Кое-кто – это, разумеется, Фробифишер. Дане ни разу не приходилось сталкиваться с тем, чтобы ее босс и покровитель вскрывал присылаемую ей почту, но теоретически он мог проверять все сообщения, которые ей поступали, так, что она никогда бы об этом не узнала. Голдблюм совершенно ясно дал ей понять, что Фробифишеру вовсе незачем знакомиться с результатами ее сегодняшнего обследования. Что же у нее внутри происходит?
– Дана, ты ведь знаешь, что частые ревитализации опасны... Сегодня компьютер протестировал систему твоего обмена веществ... на клеточном уровне... Не буду пугать тебя всякой научной ерундой, но это твоя последняя операция. Если ты снова захочешь пройти такую процедуру, твой организм начнет стареть. Пока мы остановились на самой границе дозволенного, так что не бойся и не впадай в панику. Поверь мне, девочка, Сол Голдблюм скорее руку себе отрежет, чем позволит своей любимой Даночке попасть в беду. Но вот еще что...

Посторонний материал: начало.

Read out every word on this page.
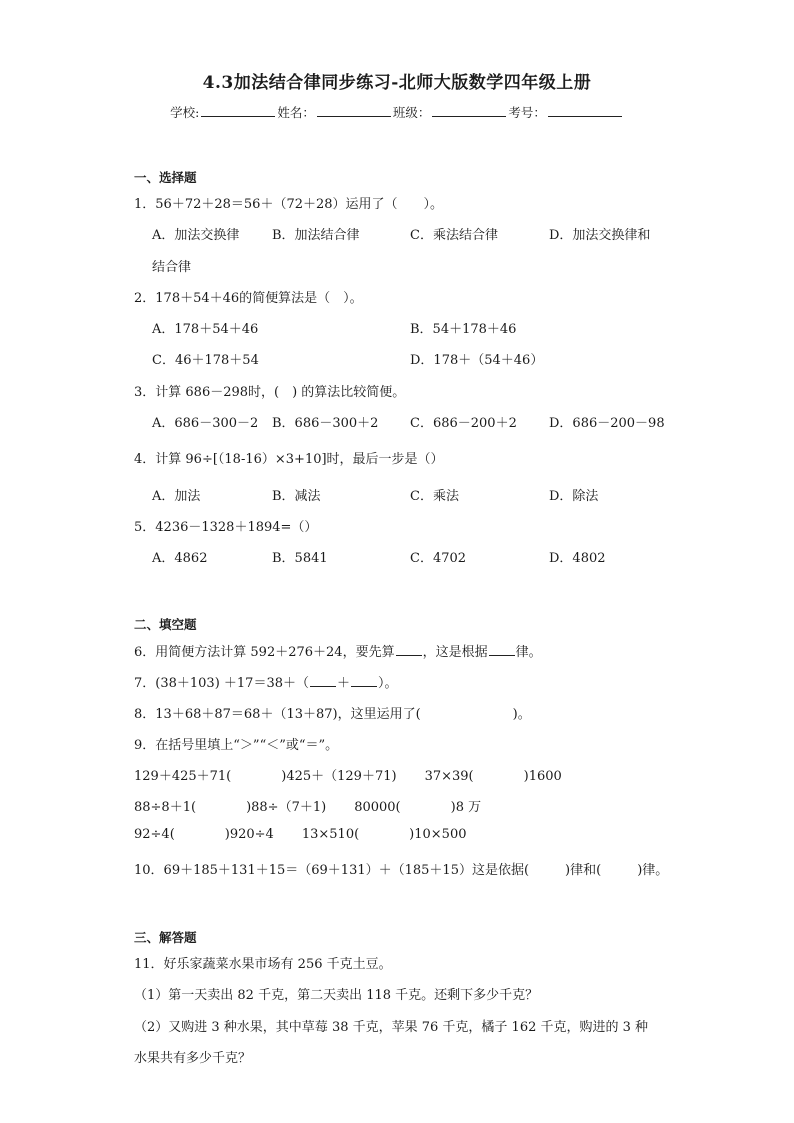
4.3加法结合律同步练习-北师大版数学四年级上册
学校:	姓名：	班级：	考号：
一、选择题
1．56＋72＋28＝56＋（72＋28）运用了（　　）。
A．加法交换律	B．加法结合律	C．乘法结合律	D．加法交换律和
结合律
2．178＋54＋46的简便算法是（　）。
A．178＋54＋46	B．54＋178＋46
C．46＋178＋54	D．178＋（54＋46）
3．计算 686－298时，(　) 的算法比较简便。
A．686－300－2 B．686－300＋2 C．686－200＋2 D．686－200－98
4．计算 96÷[（18-16）×3+10]时，最后一步是（）
A．加法	B．减法	C．乘法	D．除法
5．4236－1328＋1894=（）
A．4862	B．5841	C．4702	D．4802
二、填空题
6．用简便方法计算 592＋276＋24，要先算 ，这是根据 律。
7．(38＋103) ＋17＝38＋（ ＋ ）。
8．13＋68＋87＝68＋（13＋87)，这里运用了(	)。
9．在括号里填上“＞”“＜”或“＝”。
129＋425＋71(	)425＋（129＋71) 37×39(	)1600
88÷8＋1(	)88÷（7＋1) 80000(	)8 万
92÷4(	)920÷4 13×510(	)10×500
10．69＋185＋131＋15＝（69＋131）＋（185＋15）这是依据(	)律和(	)律。
三、解答题
11．好乐家蔬菜水果市场有 256 千克土豆。
（1）第一天卖出 82 千克，第二天卖出 118 千克。还剩下多少千克？
（2）又购进 3 种水果，其中草莓 38 千克，苹果 76 千克，橘子 162 千克，购进的 3 种
水果共有多少千克？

Он быстро перетасовал колоду черных листов и вытащил какой-то график.
– Мне очень не хочется этого говорить, но компьютер... Взгляни сюда. Здесь провисание, критическая точка. Есть вероятность, что процесс распада начнется сам, без нашего вмешательства. Вероятность небольшая, но как твой доктор и как твой друг, Дана, я обязан предупредить тебя об этом. К тому же распад можно предупредить. Ты, наверное, слышала от подруг – они, если не ошибаюсь, называют это «поцелуем Снежной королевы».
– Я, пожалуй, лучше сяду, док, – сказала Дана. «Поцелуй Снежной королевы» – единственное спасение от синдрома ураганного старения. Те, кто успевал прибегнуть к этому средству, действительно сохраняли молодость – правда, по необъяснимому капризу природы, красота их становилась чужой, нечеловеческой и холодной, и мужчины, как правило, избегали близких контактов с ними. Две главные проблемы, связанные с «поцелуем», – сомнительный результат и колоссальная стоимость операции. В основе «поцелуя» лежали мало кому понятные физические законы, и услуга эта предоставлялась всего тремя-четырьмя клиниками, использующими сверхсовременную аппаратуру. Понятно, что цена зашкаливала далеко за планку, устанавливаемую центрами ревитализации для не самых бедных клиентов.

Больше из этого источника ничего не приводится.